The Exec stood up so hard and fast his chair rolled back and hit the wall behind him. “You don’t make assignments in this newsroom. Ian Wilson will continue to report to me until I say otherwise.” Tyler followed him when he stalked out and headed directly for Mimi. She was cleaning out her desk drawers when Tyler reached her.
“Please don’t do this, Mimi! You don’t have to do this!”
“Yes, I do, Tyler. I don’t mind the suspension. To tell you the truth, I was surprised that I wasn’t suspended that day. After all, you can’t go around smacking an asshole in the workplace no matter how much he might deserve it—I get that—but I will not apologize to him, Tyler. Not ever.”
“I think if we make that point to Todd—”
“I’m done talking, Tyler. And we both know that Todd isn’t the final word on this.” Cleaning out her desk meant putting lots of stuff in the trash because important things lived in her briefcase and left with her at the end of the day, and since she routinely backed up her files on an external hard drive, eliminating her presence on the office computer’s hard drive was a matter
of selecting all, and then deleting. She was ready to leave in a matter of minutes.
“Please, Mimi. Please don’t.”
“I’ll call Joe and prepare him,” she said, walking toward the elevator. He followed, silently. He stood there while she waited for the elevator, watched as she got on, watched her until the door closed on not only one of the best reporters he’d ever known, but on one of the best friends he’d ever had.
Her first inclination was to go to the gym for a strenuous workout, and while her body no doubt needed it, she didn’t think her brain could withstand it, so she went home. She’d never been able to figure out what to do at home in the middle of the day. On the rare occasions she’d found herself in that situation she’d been sick or injured and therefore inclined to sleep the hours away. She was not so inclined this day. She changed clothes—she always was happiest in sweats or shorts and a tee shirt—then popped and buttered a huge bowl of corn, grabbed a cold seltzer, settled into her favorite chair in the den, and turned on the TV. She had so much stuff stored in the DVR she could watch for hours and not be caught up. She’d start with the British mysteries, her favorite, but she found she couldn’t focus. Unlike so many of the American shows, you really had to pay attention to the British ones and her brain wouldn’t settle down. It demanded that she deal with the reality at hand: She had quit her job. She was unemployed. That’s when she exchanged seltzer for vodka, and pretty soon it didn’t matter what was on television. Buttered popcorn was as good with vodka on the rocks as it was with ice-cold seltzer.
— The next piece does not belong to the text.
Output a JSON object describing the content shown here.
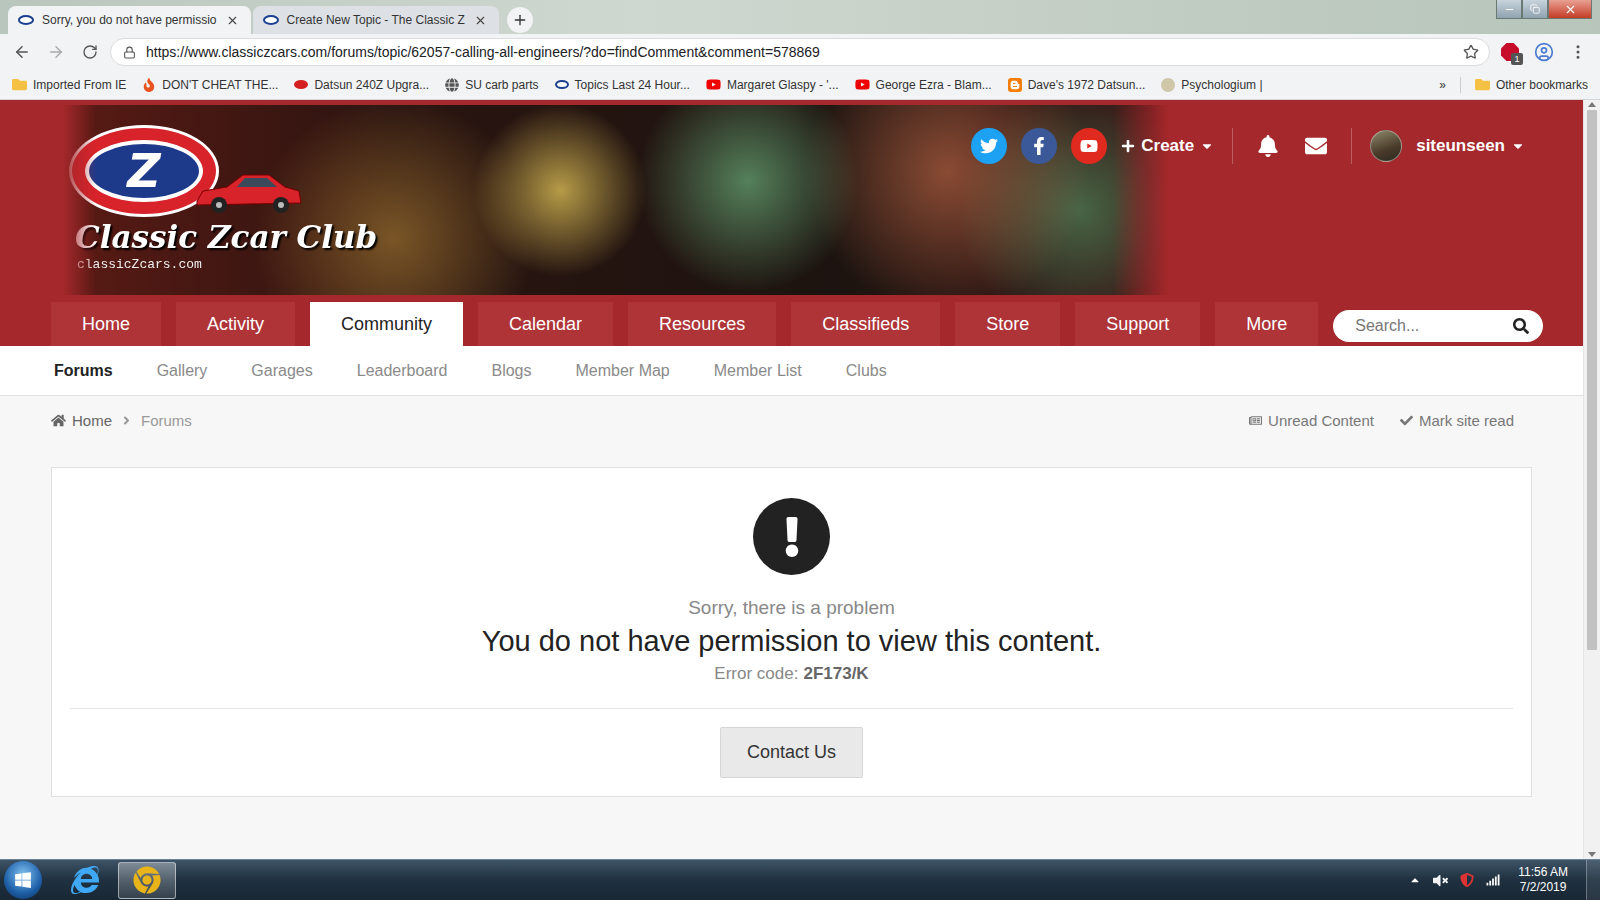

Gianna was surprised as well as pleased to see Mimi’s car in the garage as the door slid up. Since she hadn’t called to say she was on her way home, and she hadn’t responded to Gianna’s text that she was headed home, Gianna assumed that she was tied up at work. Surprise quickly became worry when Gianna opened the door and heard the TV blaring from the den and spied the almost empty vodka bottle on the kitchen counter. She hurried down the hall to the den—no Mimi. She crossed the hall to the bedroom and there was Mimi, in shorts and a tee shirt, sprawled across the bed, on top of the covers. And drunk! Gianna did a quick examination: She wasn’t injured in any way. At least not physically. But something definitely was wrong.